On the day that the Apple/Epic case begins, a senior Google engineer has used a blog post to undermine a key part of the Cupertino company’s antitrust defense.
Apple denies that the iOS App Store amounts to a monopoly, for two reasons. First, it says that developers can create apps for other platforms, like Android and games consoles. Second, it argues that those who want to reach iPhone users can simply create web apps. It is this latter claim that has come under fire …
Google’s Alex Russell is Chrome’s web standards lead, and says that web apps cannot deliver the required performance on iPhones. The reason is that Apple forces all browsers to use WebKit, and that is both outdated and underpowered.
He says that in many cases, Safari is not just incompatible with other browsers, it is wrong – it doesn’t conform to agreed web standards.
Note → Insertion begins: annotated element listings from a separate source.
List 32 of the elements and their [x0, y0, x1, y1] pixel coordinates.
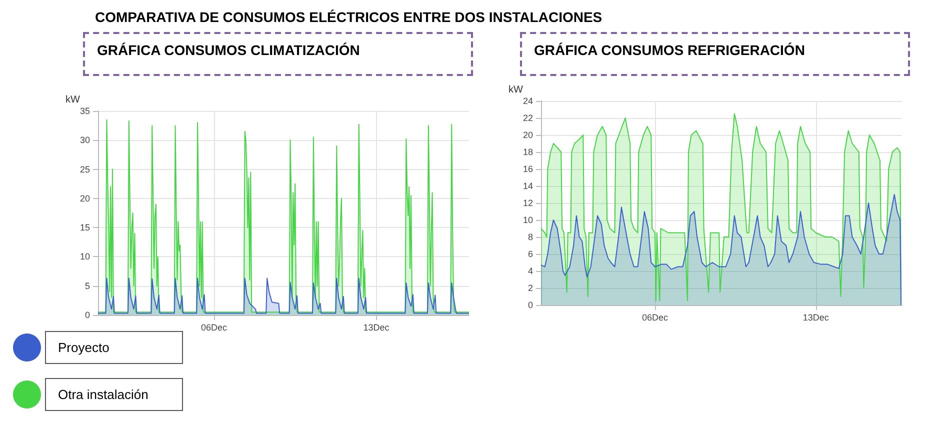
x-tick-label: 06Dec	[200, 322, 228, 332]
y-tick-label: 0	[84, 310, 90, 320]
y-tick-label: 22	[522, 113, 533, 123]
y-tick-label: 5	[84, 280, 90, 291]
y-tick-label: 35	[80, 106, 90, 116]
y-tick-label: 20	[80, 193, 90, 204]
y-tick-label: 10	[522, 215, 533, 225]
y-tick-label: 6	[528, 249, 533, 259]
y-tick-label: 10	[80, 252, 90, 262]
y-tick-label: 4	[528, 266, 533, 276]
chart-title: COMPARATIVA DE CONSUMOS ELÉCTRICOS ENTRE DOS INSTALACIONES	[95, 8, 602, 26]
legend-label: Proyecto	[58, 340, 110, 355]
y-tick-label: 16	[522, 164, 533, 174]
y-tick-label: 8	[528, 232, 533, 242]
y-tick-label: 15	[80, 222, 90, 233]
x-tick-label: 13Dec	[363, 322, 390, 332]
y-tick-label: 24	[522, 96, 533, 106]
x-tick-label: 06Dec	[642, 312, 668, 322]
chart-subtitle: GRÁFICA CONSUMOS REFRIGERACIÓN	[520, 32, 910, 76]
y-tick-label: 2	[528, 283, 533, 293]
x-tick-label: 13Dec	[802, 312, 830, 322]
y-tick-label: 0	[528, 300, 533, 310]
y-axis-title: kW	[508, 84, 524, 96]
y-tick-label: 12	[522, 198, 533, 208]
legend-label: Otra instalación	[58, 387, 148, 402]
y-tick-label: 14	[522, 181, 533, 191]
y-tick-label: 25	[80, 164, 90, 174]
y-tick-label: 30	[80, 135, 90, 146]
y-tick-label: 18	[522, 147, 533, 157]
chart-subtitle: GRÁFICA CONSUMOS CLIMATIZACIÓN	[83, 32, 473, 76]
y-axis-title: kW	[66, 94, 81, 106]
y-tick-label: 20	[522, 130, 533, 140]
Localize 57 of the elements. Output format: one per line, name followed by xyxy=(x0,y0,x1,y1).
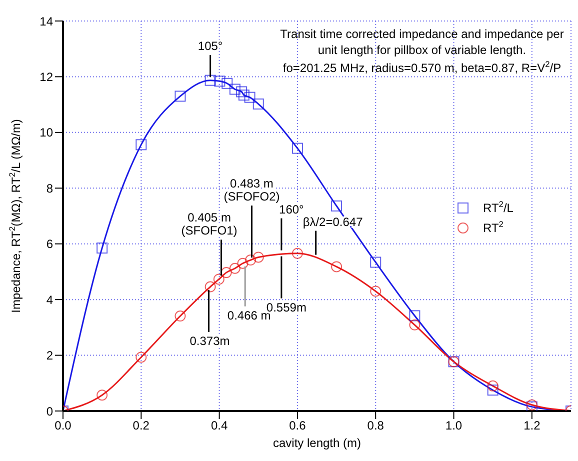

In other cases, Apple supports new features, but not very well.
Apple’s iOS browser (Safari) and engine (WebKit) are uniquely under-powered. Consistent delays in the delivery of important features ensure the web can never be a credible alternative to its proprietary tools and App Store.
All of which means that developers have no choice but to create native iOS apps.
In line with Web Platform Tests data, Chromium and Firefox implement more features and deliver them to market more steadily. From this data, we see that iOS is the least complete and competitive implementation of the web platform, and the gap is growing. At the time of the last Confluence run, the gap had stretched to nearly 1000 APIs, doubling since 2016 […]
In almost every area, Apple’s low-quality implementation of features WebKit already supports requires workarounds. Developers would not need to find and fix these issues in Firefox (Gecko) or Chrome/Edge/Brave/Samsung Internet (Blink). This adds to the expense of developing for iOS […]
It’s also possible that APIs delivered on every other platform, but not yet available on any iOS browser (because Apple), may hold the key to unlocking whole categories of experiences on the web.
Russell presents plenty of specific examples and data to support his argument, so it’s worth reading the full (lengthy) post if you want to know more.
Apple’s policy against browser engine choice adds years of delays beyond the (expected) delay of design iteration, specification authoring, and browser feature development.
These delays prevent developers from reaching wealthy users with great experiences on the web. This gap, created exclusively and uniquely by Apple policy, all but forces businesses off the web and into the App Store where Apple prevents developers from reaching users with web experiences.